Test: Atlantic Sun Cruiser 655 - Sonne gefällig?Foto: Morten Strauch
Test Atlantic Sun Cruiser 655

Auf dem Vordeck der Atlantic Sun Cruiser 655 ist das Sonnenbaden kein Problem! Wir haben die Neue aber nicht nur diesem „Belastungstest“ unterzogen...

Atlantic Sun Cruiser 655
Foto: Morten Strauch

Atlantic-Yachting gehört zu den Werften, die sich im polnischen Augustow niedergelassen haben. Ein Ort, wo auch andere namhafte Werften aus Europa und sogar den USA ihre Boote herstellen lassen. Atlantic produziert dort bereits seit über zehn Jahren ihre eigene Serie, führt aber genauso Auftragsarbeiten von anderen Herstellern aus.

Was die Werkshallen verlässt, so versichert die Werft, ist reinste und erstklassige Handarbeit.

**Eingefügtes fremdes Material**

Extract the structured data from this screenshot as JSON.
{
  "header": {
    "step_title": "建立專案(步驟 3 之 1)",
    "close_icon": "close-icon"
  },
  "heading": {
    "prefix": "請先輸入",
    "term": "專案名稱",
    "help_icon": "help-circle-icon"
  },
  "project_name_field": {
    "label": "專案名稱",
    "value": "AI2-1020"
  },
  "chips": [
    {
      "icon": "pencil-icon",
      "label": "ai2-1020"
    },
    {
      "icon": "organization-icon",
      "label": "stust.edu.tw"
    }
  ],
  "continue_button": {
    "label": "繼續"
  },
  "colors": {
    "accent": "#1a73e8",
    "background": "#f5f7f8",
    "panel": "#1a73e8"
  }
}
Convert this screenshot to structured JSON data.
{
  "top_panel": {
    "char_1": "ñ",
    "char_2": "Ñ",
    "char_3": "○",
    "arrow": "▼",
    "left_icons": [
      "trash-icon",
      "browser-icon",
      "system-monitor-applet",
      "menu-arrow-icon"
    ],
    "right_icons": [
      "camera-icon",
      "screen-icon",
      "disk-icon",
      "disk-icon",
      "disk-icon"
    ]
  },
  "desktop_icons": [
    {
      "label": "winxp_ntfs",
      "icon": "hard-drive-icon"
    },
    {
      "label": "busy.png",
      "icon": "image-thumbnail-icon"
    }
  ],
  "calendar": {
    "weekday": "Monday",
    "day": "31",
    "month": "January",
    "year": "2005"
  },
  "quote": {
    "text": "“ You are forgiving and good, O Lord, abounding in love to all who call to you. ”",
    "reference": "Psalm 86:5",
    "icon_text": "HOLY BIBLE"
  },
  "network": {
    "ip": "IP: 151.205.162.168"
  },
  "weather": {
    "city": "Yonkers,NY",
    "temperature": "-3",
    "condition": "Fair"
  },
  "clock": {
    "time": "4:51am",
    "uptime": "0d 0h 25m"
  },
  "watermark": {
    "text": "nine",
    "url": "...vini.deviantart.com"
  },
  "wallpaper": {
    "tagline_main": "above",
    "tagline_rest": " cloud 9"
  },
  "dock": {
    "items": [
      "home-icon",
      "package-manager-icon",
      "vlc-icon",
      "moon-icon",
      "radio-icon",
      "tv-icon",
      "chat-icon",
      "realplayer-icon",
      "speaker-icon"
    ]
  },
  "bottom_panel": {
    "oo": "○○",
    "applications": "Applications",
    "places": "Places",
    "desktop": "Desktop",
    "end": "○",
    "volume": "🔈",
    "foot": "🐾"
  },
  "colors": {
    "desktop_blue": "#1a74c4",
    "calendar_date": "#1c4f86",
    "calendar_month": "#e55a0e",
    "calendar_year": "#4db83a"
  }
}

Für unser Testboot, die Atlantic Sun Cruiser 655, können wir das bis auf wenige Details bestätigen.

Dazu gehören super glatte Kunststoffoberflächen, ein nahezu lückenloser Schutzanstrich, geschliffene und versiegelte Ausschnitte sowie fest verschraubte Scharniere und Klampen. Der Mann mit der Silikonspritze hatte dagegen nicht seinen besten Tag: Die Nähte in der Kabine fallen nicht durchgängig glatt aus, sondern zeigen einige Ansätze. Super dagegen die Polsterverarbeitung: Die Bezüge sitzen passgenau und sind angenehm fest.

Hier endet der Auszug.